E-on software's Vue is one good solution for the realistic natural environment creation. I do like the atmosphere and the sky it generates.

If you render the environment in Vue in lat-long style and use it for IBL in Maya, it can be a very efficient environment setup.  Vue provides with an option to export the sky in lat-long style but takes very long time to render since it only utilizes a single cpu thread for this particular task.

So, what I usually do is to create the sky in Maya using the xStream plug-in and render within Maya.
If a panoramic lens shader like latlong_lens shader is available, it will make your life a bit easier. But, if not, you can still render 6 images in cubemap style and transform them into a lat-long format.



Here's the result of the lat-long lens shader. It can directly create spherical type (lat-long) panoramic image from one single camera.


The only problem it has is this shader is not always available, especially for a newly released Maya.
If that is the case, you need to turn to the traditional cubemap method which requires 6 images-top, bottom, front, back, left and right.



You can use one camera and rotate it like above image or can use 6 cameras.
I prefer the latter. 



Here's my camera rig.
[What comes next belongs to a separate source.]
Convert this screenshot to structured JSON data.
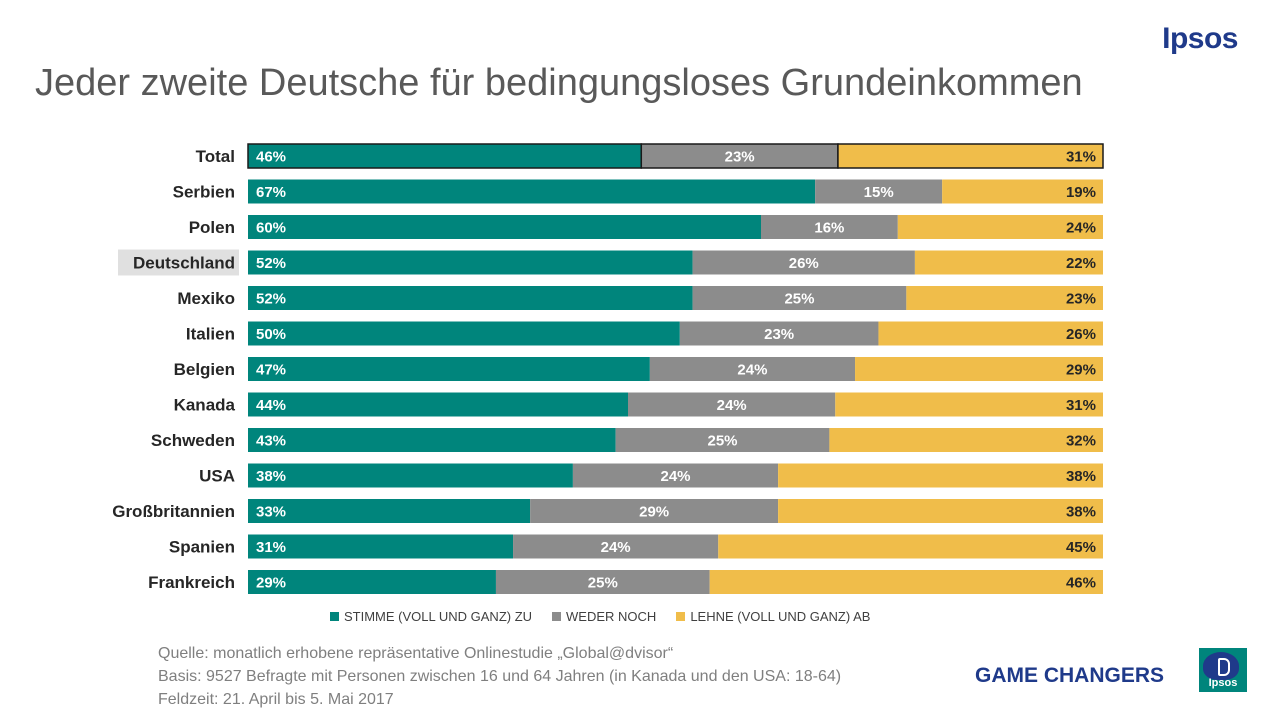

Note that the naming convention has to be like that.



Each camera must cover exact 90 degrees of field of view in square frame.

Here's the render settings.

 Don't forget to set the framebuffer to 32bit float.


Now, batch render it.







I will stitch these 6 images into one cross-type cubic environment map.
To do this, I use an application called "cube2cross.exe". This takes 6 hdr format images to generate one big cross type hdr map.


I load this in HDRshop.


Using the settings above, I transform the cross type map into lat-long type env map.


This transformed result is basically identical to the one that's rendered through the lat-long lens shader.
Both methods take advantage of using full cpu threads.


The hdr image is now loaded in Maya's IBL. Now it takes virtually no time to render the environment.